If regulators and crypto-innovators can work together towards creating a framework that satisfies both sides of the discussion, decisions could be made and the institutional investors on Wall Street would be able to green-light their ambitious plans for cryptocurrencies. With the culture changing amongst regulators in the US, and the new recognition of the benefits that crypto could provide to society taking center stage, it is becoming more likely that we will see regulators working with innovators and Wall Street alike to provide safe and well-supported opportunities for further investment in the cryptosphere.

What Could Institutional Investment Do For The Crypto-Market?

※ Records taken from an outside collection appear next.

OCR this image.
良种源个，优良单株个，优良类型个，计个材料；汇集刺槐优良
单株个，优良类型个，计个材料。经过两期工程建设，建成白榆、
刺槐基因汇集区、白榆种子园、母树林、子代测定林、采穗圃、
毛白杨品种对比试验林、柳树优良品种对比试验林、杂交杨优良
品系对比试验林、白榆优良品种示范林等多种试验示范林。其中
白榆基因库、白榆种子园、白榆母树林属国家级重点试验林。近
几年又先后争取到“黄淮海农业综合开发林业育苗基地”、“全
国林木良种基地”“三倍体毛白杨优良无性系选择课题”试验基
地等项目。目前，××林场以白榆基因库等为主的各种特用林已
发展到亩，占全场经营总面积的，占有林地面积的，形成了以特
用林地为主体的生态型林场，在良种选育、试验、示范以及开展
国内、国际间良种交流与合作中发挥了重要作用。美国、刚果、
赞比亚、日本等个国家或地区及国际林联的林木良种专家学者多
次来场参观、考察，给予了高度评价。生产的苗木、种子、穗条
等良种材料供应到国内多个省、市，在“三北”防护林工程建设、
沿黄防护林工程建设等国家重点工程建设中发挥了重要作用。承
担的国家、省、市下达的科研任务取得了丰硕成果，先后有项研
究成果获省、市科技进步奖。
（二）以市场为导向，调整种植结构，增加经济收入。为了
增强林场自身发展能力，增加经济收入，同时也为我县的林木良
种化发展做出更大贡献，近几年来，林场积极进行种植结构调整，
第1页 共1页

At the moment, the crypto-market has a market cap of ~$0.5 trillion dollars. Although this is 2x - 3x higher than where the market was even one year ago, it is only a fraction of the market caps of established markets such as gold or the New York Stock Exchange. With gold’s market value estimated at ~$8 trillion, and the NYSE coming in at ~$20 trillion, it is clear that crypto has a lot of room to grow if Wall Street takes a hold of the market in full force. If the crypto-market did manage to steal some value from other more established markets, it would be likely to see an exponential growth in the level of innovation and production from the blockchain industry. Large projects like Bitcoin and Ethereum would likely expand their scope and development and new, smaller projects with fresh ideas would surely multiply in number. Current "hodl'ers" of crypto would see a tremendous increase in the valuation of their tokens, and a new class of investor would likely emerge on Wall Street. 

The possibility of institutional investment from Wall Street has never been so close, but it is still not a certainty. Regulation, cautious investors, and uncertainty amongst blockchain projects as to whether they would work alongside Wall Street banks and regulators mean that the crypto-market may never be similar enough to more established markets to fit into the right paradigm for large-scale investment. As of now, mainstream media pages are hyping-up unconfirmed stories, regulators are still expressing concerns for the safety of investors and most institutional investors remain on the sidelines. Because of these factors, there is every possibility that the acceptance of crypto on Wall Street will not be sudden, but rather a tempered process that hinges on crypto's ability to adapt and fit into a framework designed by regulators rather than one of its own definition.

 

Disclaimer: information contained herein is provided without considering your personal circumstances, therefore should not be construed as financial advice, investment recommendation or an offer of, or solicitation for, any transactions in cryptocurrencies.